Oct. 6, 2022 — The comfort of feeling snug and secure with the help of a weighted blanket can help promote sleep by inducing a release of melatonin, a hormone associated with sleep, such as a study with young, healthy participants suggests.
“We all know that when we want to relax a little or need support from others, it’s really good when they hug us,” says Christian Benedict, PhD, associate professor of pharmacology at Uppsala University in Uppsala, Sweden.
“And I think it’s kind of similar with a weighted blanket, because the blanket activates our sensory system and that system sends information to the brain, where it affects certain structures that play a role in regulating melatonin,” he says.
“So the body feels ready – now I’m protected so I can relax – and that signals the brain that we’re ready to initiate sleep, which is why it boosts the melatonin signal,” says Benedict.
The study was published online on Monday Journal of Sleep Research.
Melatonin rises higher with heavier ceilings
The study involved 26 young men and women who did not have insomnia. Participants went through two experimental sessions – the first visit to the laboratory served as an “adjustment night” and the second for the experiment. The adaptation night was designed to help participants adapt to the experimental environment, the authors say.

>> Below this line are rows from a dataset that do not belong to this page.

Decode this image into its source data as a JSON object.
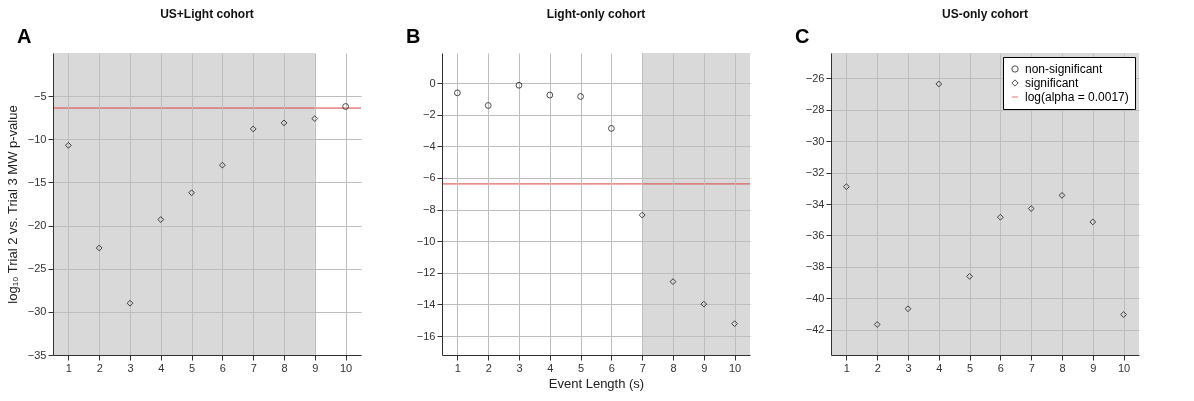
{
  "chart_data": [
    {
      "type": "scatter",
      "title": "US+Light cohort",
      "ylabel": "log₁₀ Trial 2 vs. Trial 3 MW p-value",
      "annotations": [
        "A"
      ],
      "x": [
        1,
        2,
        3,
        4,
        5,
        6,
        7,
        8,
        9,
        10
      ],
      "xlim": [
        0.5,
        10.5
      ],
      "xticks": [
        1,
        2,
        3,
        4,
        5,
        6,
        7,
        8,
        9,
        10
      ],
      "ylim": [
        -35,
        0
      ],
      "yticks": [
        -35,
        -30,
        -25,
        -20,
        -15,
        -10,
        -5
      ],
      "grid": true,
      "legend": false,
      "series": [
        {
          "color": "#000000",
          "marker": "circle",
          "values": [
            null,
            null,
            null,
            null,
            null,
            null,
            null,
            null,
            null,
            -6.2
          ]
        },
        {
          "color": "#000000",
          "marker": "diamond",
          "values": [
            -10.7,
            -22.6,
            -29.0,
            -19.3,
            -16.2,
            -13.0,
            -8.8,
            -8.1,
            -7.6,
            null
          ]
        }
      ],
      "ref_lines": [
        {
          "axis": "y",
          "value": -6.38,
          "color": "#d9413f"
        }
      ],
      "bands": [
        {
          "axis": "x",
          "from": 0.5,
          "to": 9,
          "color": "#d9d9d9"
        }
      ]
    },
    {
      "type": "scatter",
      "title": "Light-only cohort",
      "xlabel": "Event Length (s)",
      "annotations": [
        "B"
      ],
      "x": [
        1,
        2,
        3,
        4,
        5,
        6,
        7,
        8,
        9,
        10
      ],
      "xlim": [
        0.5,
        10.5
      ],
      "xticks": [
        1,
        2,
        3,
        4,
        5,
        6,
        7,
        8,
        9,
        10
      ],
      "ylim": [
        -17.2,
        1.9
      ],
      "yticks": [
        -16,
        -14,
        -12,
        -10,
        -8,
        -6,
        -4,
        -2,
        0
      ],
      "grid": true,
      "legend": false,
      "series": [
        {
          "color": "#000000",
          "marker": "circle",
          "values": [
            -0.62,
            -1.42,
            -0.14,
            -0.76,
            -0.85,
            -2.87,
            null,
            null,
            null,
            null
          ]
        },
        {
          "color": "#000000",
          "marker": "diamond",
          "values": [
            null,
            null,
            null,
            null,
            null,
            null,
            -8.35,
            -12.56,
            -13.98,
            -15.22
          ]
        }
      ],
      "ref_lines": [
        {
          "axis": "y",
          "value": -6.38,
          "color": "#d9413f"
        }
      ],
      "bands": [
        {
          "axis": "x",
          "from": 7,
          "to": 10.5,
          "color": "#d9d9d9"
        }
      ]
    },
    {
      "type": "scatter",
      "title": "US-only cohort",
      "annotations": [
        "C"
      ],
      "x": [
        1,
        2,
        3,
        4,
        5,
        6,
        7,
        8,
        9,
        10
      ],
      "xlim": [
        0.5,
        10.5
      ],
      "xticks": [
        1,
        2,
        3,
        4,
        5,
        6,
        7,
        8,
        9,
        10
      ],
      "ylim": [
        -43.6,
        -24.4
      ],
      "yticks": [
        -42,
        -40,
        -38,
        -36,
        -34,
        -32,
        -30,
        -28,
        -26
      ],
      "grid": true,
      "legend": "top right",
      "series": [
        {
          "name": "non-significant",
          "color": "#000000",
          "marker": "circle",
          "values": [
            null,
            null,
            null,
            null,
            null,
            null,
            null,
            null,
            null,
            null
          ]
        },
        {
          "name": "significant",
          "color": "#000000",
          "marker": "diamond",
          "values": [
            -32.9,
            -41.66,
            -40.66,
            -26.37,
            -38.6,
            -34.84,
            -34.29,
            -33.45,
            -35.14,
            -41.03
          ]
        },
        {
          "name": "log(alpha = 0.0017)",
          "type": "line",
          "color": "#d9413f",
          "values": [
            null,
            null,
            null,
            null,
            null,
            null,
            null,
            null,
            null,
            null
          ]
        }
      ],
      "bands": [
        {
          "axis": "x",
          "from": 0.5,
          "to": 10.5,
          "color": "#d9d9d9"
        }
      ]
    }
  ]
}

Saliva was collected every 20 minutes between 10 p.m. and 11 p.m., while participants’ sleepiness was rated every 20 minutes using the Karolinska sleepiness scale both before the lights were turned off and between 7 a.m. and 8 a.m. the next morning.

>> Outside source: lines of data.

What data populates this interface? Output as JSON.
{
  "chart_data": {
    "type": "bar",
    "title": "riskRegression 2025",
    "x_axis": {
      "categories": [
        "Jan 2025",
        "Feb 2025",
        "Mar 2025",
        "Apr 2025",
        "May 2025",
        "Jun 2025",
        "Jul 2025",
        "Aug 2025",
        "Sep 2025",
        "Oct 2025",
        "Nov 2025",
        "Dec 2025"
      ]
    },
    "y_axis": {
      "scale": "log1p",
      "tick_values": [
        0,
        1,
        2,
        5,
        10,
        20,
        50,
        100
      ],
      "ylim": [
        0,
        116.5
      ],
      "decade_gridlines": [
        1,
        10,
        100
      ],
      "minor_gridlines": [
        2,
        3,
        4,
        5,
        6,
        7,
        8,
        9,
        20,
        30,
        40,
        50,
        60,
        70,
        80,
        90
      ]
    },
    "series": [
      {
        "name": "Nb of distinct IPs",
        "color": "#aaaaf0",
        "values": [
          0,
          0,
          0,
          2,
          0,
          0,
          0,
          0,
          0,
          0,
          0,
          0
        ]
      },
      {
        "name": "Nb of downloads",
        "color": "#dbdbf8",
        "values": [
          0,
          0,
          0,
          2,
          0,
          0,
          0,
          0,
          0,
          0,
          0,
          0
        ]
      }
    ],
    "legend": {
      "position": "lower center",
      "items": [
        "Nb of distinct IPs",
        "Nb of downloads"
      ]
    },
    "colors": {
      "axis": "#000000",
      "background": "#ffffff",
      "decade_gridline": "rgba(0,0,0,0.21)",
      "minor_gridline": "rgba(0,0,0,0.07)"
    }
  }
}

Sleep duration was also recorded using a special wearable device that measures many physiological indicators of sleep.
The researchers said they focused on “total sleep duration as an outcome” for this study and found that melatonin increases in the saliva samples they collected were greater between 10 p.m. and 11 p.m. when participants used the weighted blanket.
There was also an initial but short-lived increase in oxytocin levels when participants used the weighted blanket versus the light blanket, but it wasn’t statistically significant, the researchers said. (Oxytocin is the so-called “love” hormone that controls aspects of human behavior, including childbirth and breastfeeding.)
But the differences in measurements of sleepiness between the two blanket states were not different. There were also no significant differences in total sleep time when participants used the weighted blanket versus the light blanket.
But as Benedict points out, people respond differently to melatonin. For example, children with attention deficit hyperactivity disorder (ADHD) could benefit, as could older people who no longer produce enough melatonin themselves.
Overall, most studies suggest that melatonin itself does not promote sleep. Melatonin prepares the body and brain for the biological event of the night, which includes sleep, but it works through a relatively strong placebo effect: people believe melatonin helps them sleep and believe it does causes, says Benedict.
And just because the body makes its own melatonin doesn’t necessarily make it safe to use melatonin supplements, says Benedict. For example, when people eat and have a lot of melatonin in their system, the melatonin tells the pancreas to stop producing insulin in response to food, as it normally would. As a result, they run the risk of having high blood sugar levels, which can be harmful over time. There is also a risk of children snagging their parents’ melatonin stores, and melatonin can prove to be extreme harmful to children.
Weighted blankets are widely used and sold for therapeutic reasons. People should test the blankets before deciding on one; If a blanket is too heavy, the effect can be suffocating instead of feeling cozy and safe.
Benedict also warns that heavy blankets sold for therapeutic purposes don’t come cheap — they cost up to $250 in Scandinavia — which is why doctors might still want to recommend them for their patients with insomnia, assuming they can afford the ceiling. Alternatively, people might consider buying more than one lightweight blanket and adding weight as needed, he suggests.
“Our study is the first to suggest that weighted blankets may lead to greater release of melatonin [but] future studies should investigate whether the stimulatory effect on melatonin secretion persists when a weighted blanket is used for long periods of time,” the study authors write.
It’s not clear whether the increase in melatonin observed in the study makes any therapeutic sense, they said.